わたしはまず、改めてあの離宮が王弟所有の建物である事をお父様に確認する。

使われていないと言えど、管理者が必要だ。そこに名乗りをあげたのが、王弟だったそうだ。

「その離宮に、ディウラートは産まれた時から幽閉されております。犯罪者を縛る、手枷の腕輪をはめられて……」

どこからか、ひゅっ、と喉の鳴る音が聞こえてきた。

わたしは更に、彼が病弱であるという王弟一家の主張を否定した。また、彼が教えてくれた生い立ち、彼が虐待を受けていること、彼の身体中に刻まれた傷痕などについて話す。

皆の顔が、徐々に凍り付いて行った。

「まさか、そんなはずは……」

お父様が顔を青くして力なく首を振った。実弟であるイルハルドの所業に、心底驚いている様子だった。

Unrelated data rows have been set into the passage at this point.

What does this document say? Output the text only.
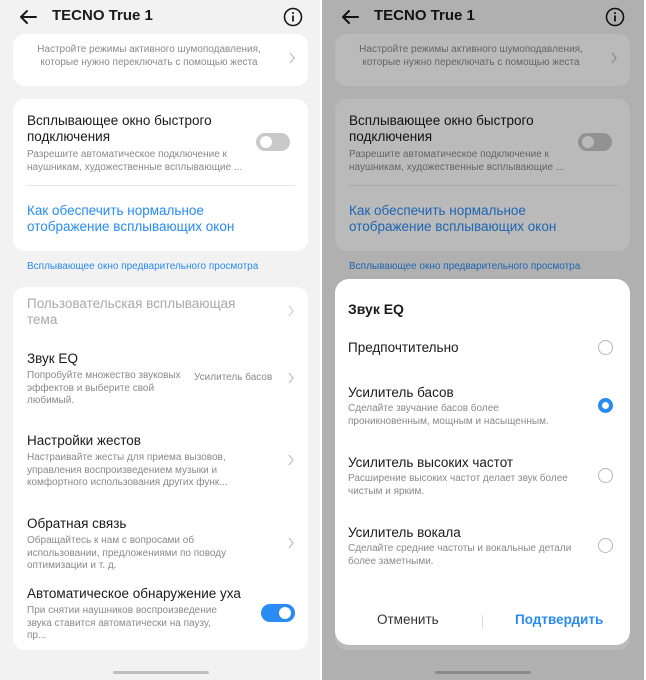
TECNO True 1
Настройте режимы активного шумоподавления, которые нужно переключать с помощью жеста
Всплывающее окно быстрого подключения
Разрешите автоматическое подключение к наушникам, художественные всплывающие ...
Как обеспечить нормальное отображение всплывающих окон
Всплывающее окно предварительного просмотра
Пользовательская всплывающая тема
Звук EQ
Попробуйте множество звуковых эффектов и выберите свой любимый.
Усилитель басов
Настройки жестов
Настраивайте жесты для приема вызовов, управления воспроизведением музыки и комфортного использования других функ...
Обратная связь
Обращайтесь к нам с вопросами об использовании, предложениями по поводу оптимизации и т. д.
Автоматическое обнаружение уха
При снятии наушников воспроизведение звука ставится автоматически на паузу, пр...
TECNO True 1
Настройте режимы активного шумоподавления, которые нужно переключать с помощью жеста
Всплывающее окно быстрого подключения
Разрешите автоматическое подключение к наушникам, художественные всплывающие ...
Как обеспечить нормальное отображение всплывающих окон
Всплывающее окно предварительного просмотра
Звук EQ
Предпочтительно
Усилитель басов
Сделайте звучание басов более проникновенным, мощным и насыщенным.
Усилитель высоких частот
Расширение высоких частот делает звук более чистым и ярким.
Усилитель вокала
Сделайте средние частоты и вокальные детали более заметными.
Отменить	Подтвердить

「それを事実と証明できる何かが必要です。証言だけでは判断しかねる……」

「確かに、その通りです。それに、虐待の有無だけでは、彼が密告者だとは分かりかねます」

宰相と騎士団長がそう申し出た。

わたしは頷くと、ある人物の入室許可を求める。

「セルバーの入室を、許可頂けますか?彼が全てを証明してくれるでしょう」

「……許可しよう」

この事件の被害者であるという点も配慮し、お父様が許可を出して下さった。

まだ完治していないその姿は痛々しいけれど、セルバー自身がこの場に立ちたいと言ってくれたのだ。

「この度の事件に置いて、私は被害者です。けれどこの場では、占師として証言させて頂きたく思います。もし密告がなく、何の準備もない状態で襲われていたなら……私は命を落としていたでしょう。密告者について、占わせて頂きたいのです」

セルバーの真剣な眼差しに圧倒されるように、占いの許しが出た。もとより占師の中でも屈指の実力を持つ彼なので、確かな情報が得られるという思いもあるだろう。

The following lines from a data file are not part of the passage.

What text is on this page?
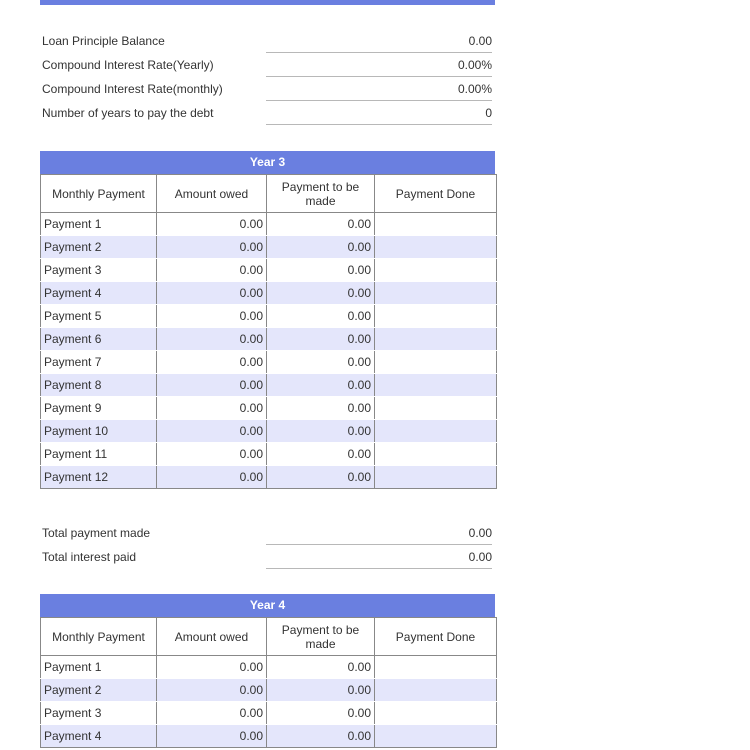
Loan Principle Balance	0.00
Compound Interest Rate(Yearly)	0.00%
Compound Interest Rate(monthly)	0.00%
Number of years to pay the debt	0
Year 3
Monthly Payment	Amount owed	Payment to be made	Payment Done
Payment 1	0.00	0.00	
Payment 2	0.00	0.00	
Payment 3	0.00	0.00	
Payment 4	0.00	0.00	
Payment 5	0.00	0.00	
Payment 6	0.00	0.00	
Payment 7	0.00	0.00	
Payment 8	0.00	0.00	
Payment 9	0.00	0.00	
Payment 10	0.00	0.00	
Payment 11	0.00	0.00	
Payment 12	0.00	0.00	
Total payment made	0.00
Total interest paid	0.00
Year 4
Monthly Payment	Amount owed	Payment to be made	Payment Done
Payment 1	0.00	0.00	
Payment 2	0.00	0.00	
Payment 3	0.00	0.00	
Payment 4	0.00	0.00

今回行う占いは、占師が占いによって知り得たものを、映像として他者にも見えるようにするという高度なものだ。

展開した魔法陣の中心に立ったセルバーが、仄かに光を纏う。

呪文が唱えられる度に光の粒子が宙を舞い、やがて映像を映し出した。

そこに映し出しされたのは、わたしでさえ見たことのなかった、ディウラートの痛ましい姿だった。

暴言を吐きディウラートを足蹴にするゼウン。

目に余る酷すぎる暴力を振るうウォルリーカ。

無理矢理ディウラートから奪った魔力を手に口角を歪に吊り上げるイルハルド――。

ディウラートは全身に傷を作って出血し、何度も倒れ込んだ。

顔には血の気がなく、表情は無に近い。まるで、人形の様だ。

永遠と繰り返される映像は、幾度となく、何年もの間ディウラートが受けてきた、酷すぎる仕打ちをわたしたちに教えてくれた。

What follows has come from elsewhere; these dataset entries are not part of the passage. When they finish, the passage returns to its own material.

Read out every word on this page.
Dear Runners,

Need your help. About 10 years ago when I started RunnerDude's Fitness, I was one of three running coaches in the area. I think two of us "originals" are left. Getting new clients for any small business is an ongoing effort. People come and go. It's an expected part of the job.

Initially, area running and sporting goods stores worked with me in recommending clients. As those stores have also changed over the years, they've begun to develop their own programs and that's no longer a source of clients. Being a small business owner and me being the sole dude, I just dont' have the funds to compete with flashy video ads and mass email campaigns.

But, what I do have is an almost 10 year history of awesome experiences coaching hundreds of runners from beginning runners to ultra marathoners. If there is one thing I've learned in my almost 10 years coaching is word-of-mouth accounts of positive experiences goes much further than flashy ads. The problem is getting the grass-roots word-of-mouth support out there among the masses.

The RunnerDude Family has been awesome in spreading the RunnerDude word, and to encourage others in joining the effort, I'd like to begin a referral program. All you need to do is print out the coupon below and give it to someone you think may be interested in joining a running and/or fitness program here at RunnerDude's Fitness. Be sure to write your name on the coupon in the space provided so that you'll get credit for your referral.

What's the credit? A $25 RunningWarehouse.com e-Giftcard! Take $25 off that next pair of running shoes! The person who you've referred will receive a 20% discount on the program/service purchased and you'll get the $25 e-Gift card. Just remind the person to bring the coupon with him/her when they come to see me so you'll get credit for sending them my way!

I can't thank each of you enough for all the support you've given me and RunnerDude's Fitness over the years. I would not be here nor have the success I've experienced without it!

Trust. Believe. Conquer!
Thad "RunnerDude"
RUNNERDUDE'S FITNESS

そして最後に映し出されたのは、わたしへ宛てた手紙を息も絶え絶え書く、ディウラートの姿だった。

占が終わると、途端に沈黙が降りた。

セルバーは万全でない状態で多くの魔力を使用したため、体調を崩して早々に退室して行った。

けれど最後に。

「どうかディウラート様に。我が命の恩人に。慈悲ある判断をおくだし下さいますよう、お願い申し上げます」

そう言って、セルバーはお父様を見据えていた。